GENERAL INTRODUCTION TO SHUT-IN PROCEDURES ON A FIXED RIG
- Shut-in procedure should be agreed by contractor and operating company and posted on rig floor before drilling the well begins.
- When any positive indication of a kick is observed such as a sudden increase in flow or an increase in pit level, then the well should be shut in immediately without doing a flow check.
- If the increase in flow or pit gain is hard to detect then a flow check can be done to confirm the well is flowing.
- If surface hole is being drilled and the conductor pipe is not set in a competent formation and a shallow gas kick is taken then the gas should be diverted. This will be discussed at the end of this section.
- The procedures which follow are generalized suggestions and not necessarily applicable to any specific rig.
- Soft Close-in Procedure.
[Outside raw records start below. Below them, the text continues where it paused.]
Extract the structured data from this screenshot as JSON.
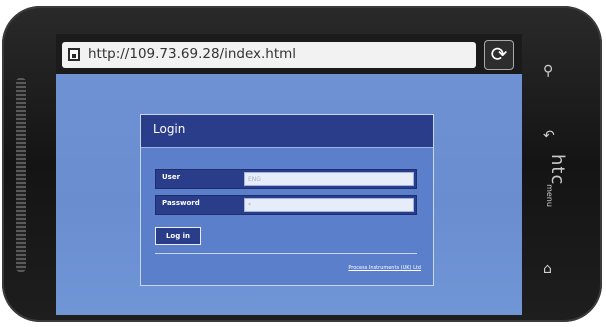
{
  "device": {
    "brand": "htc"
  },
  "browser": {
    "url": "http://109.73.69.28/index.html",
    "refresh_icon": "refresh-icon",
    "page_icon": "page-icon"
  },
  "login": {
    "title": "Login",
    "user_label": "User",
    "user_value": "ENG",
    "password_label": "Password",
    "password_value": "*",
    "button_label": "Log in",
    "footer_link": "Process Instruments (UK) Ltd"
  },
  "hardware_buttons": [
    {
      "name": "search-icon",
      "symbol": "⚲"
    },
    {
      "name": "back-icon",
      "symbol": "↶"
    },
    {
      "name": "menu-button",
      "symbol": "menu"
    },
    {
      "name": "home-icon",
      "symbol": "⌂"
    }
  ],
  "colors": {
    "screen_bg": "#6f93d4",
    "panel_header": "#2a3d8a",
    "panel_bg": "#5b7fcb"
  }
}
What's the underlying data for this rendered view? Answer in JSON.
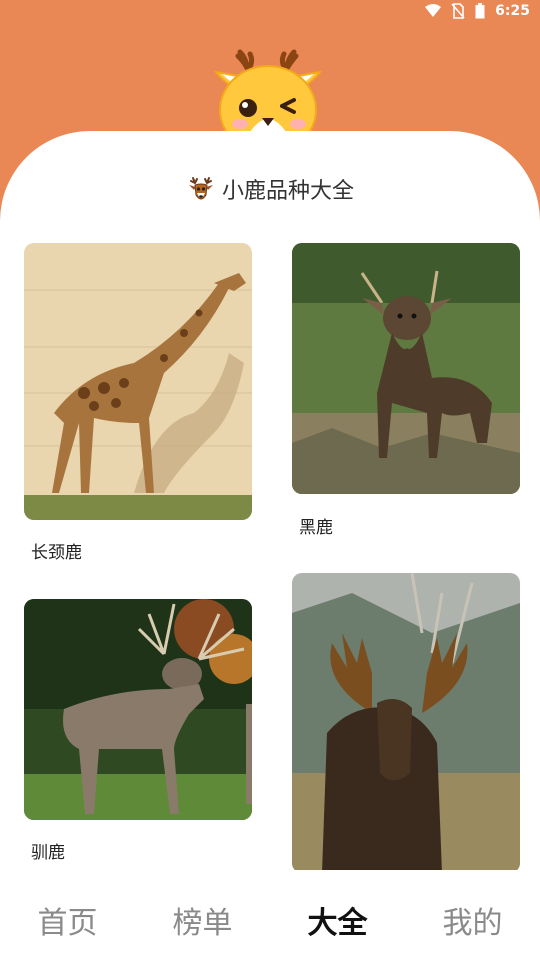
{
  "status": {
    "time": "6:25"
  },
  "header": {
    "title": "小鹿品种大全"
  },
  "cards": [
    {
      "name": "长颈鹿"
    },
    {
      "name": "黑鹿"
    },
    {
      "name": "驯鹿"
    },
    {
      "name": ""
    }
  ],
  "nav": {
    "items": [
      "首页",
      "榜单",
      "大全",
      "我的"
    ],
    "active_index": 2
  },
  "colors": {
    "brand": "#E98755",
    "text_primary": "#333333",
    "nav_inactive": "#8a8a8a",
    "nav_active": "#111111"
  }
}
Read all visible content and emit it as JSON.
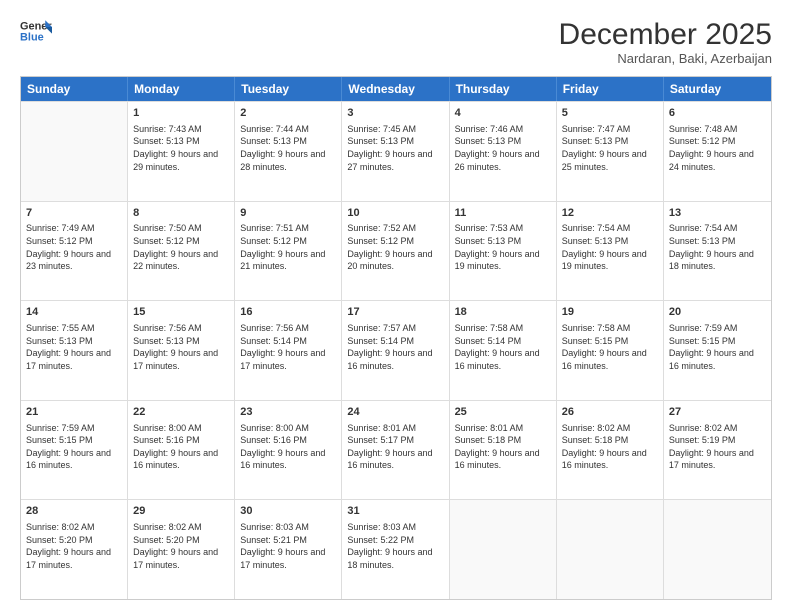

For a soft close-in, a choke is left open at all times other than during a well control operation.
- The choke line valves are aligned such that a flow path is open through the choking system, with the exception of one choke line valve located near the blowout preventer.
- When the soft close-in procedure is selected for closing in a well the:
1) choke line valve is opened.
2) blowout preventer is closed.
3) choke is closed.
- This procedure allows the choke to be closed in such a manner to permit sensitive control and monitoring of casing pressure buildup during closure. This is especially important if formation fracturing and broaching to the surface is likely to occur if the well is closed in without regard to the possibility of excessive initial closed- in casing pressure.
- The major disadvantage of the soft close-in procedure is that the additional time involved in opening the choke line valve and closing the choke will allow additional influx into the wellbore. This procedure will result in a larger kick volume and potentially higher casing pressure than obtained if the hard close-in procedure is used while circulating out the kick.
- Hard Close-in Procedure. For a hard close-in, the chokes remain closed at all times other than during a well control operation.
- The choke line valves are aligned such that a flow path is open through the choking system with the exception of the choke(s) itself and one choke line valve located near the blowout preventer stack.
- When the hard close-in procedure is selected for closing in a well, the blowout preventer is closed. If the casing pressure cannot be measured at the wellhead, the choke line valve is opened with the choke or adjacent high pressure valve remaining closed so that pressure can be measured at the choke manifold.
- This procedure allows the well to be closed in the shortest possible time, thereby minimising the amount of additional influx of kicking fluid to enter the wellbore.
- Use of the hard close-in procedure is limited to well conditions in which the maximum allowable casing pressure is greater than the anticipated initial close in pressure and a well fracture would not be expected to broach to the surface on initial closure.
- The hard close-in procedure is somewhat less complicated, can be performed by one man working on the rig floor, and is more likely to be performed without inadvertent delays in closure than the soft close- in procedure.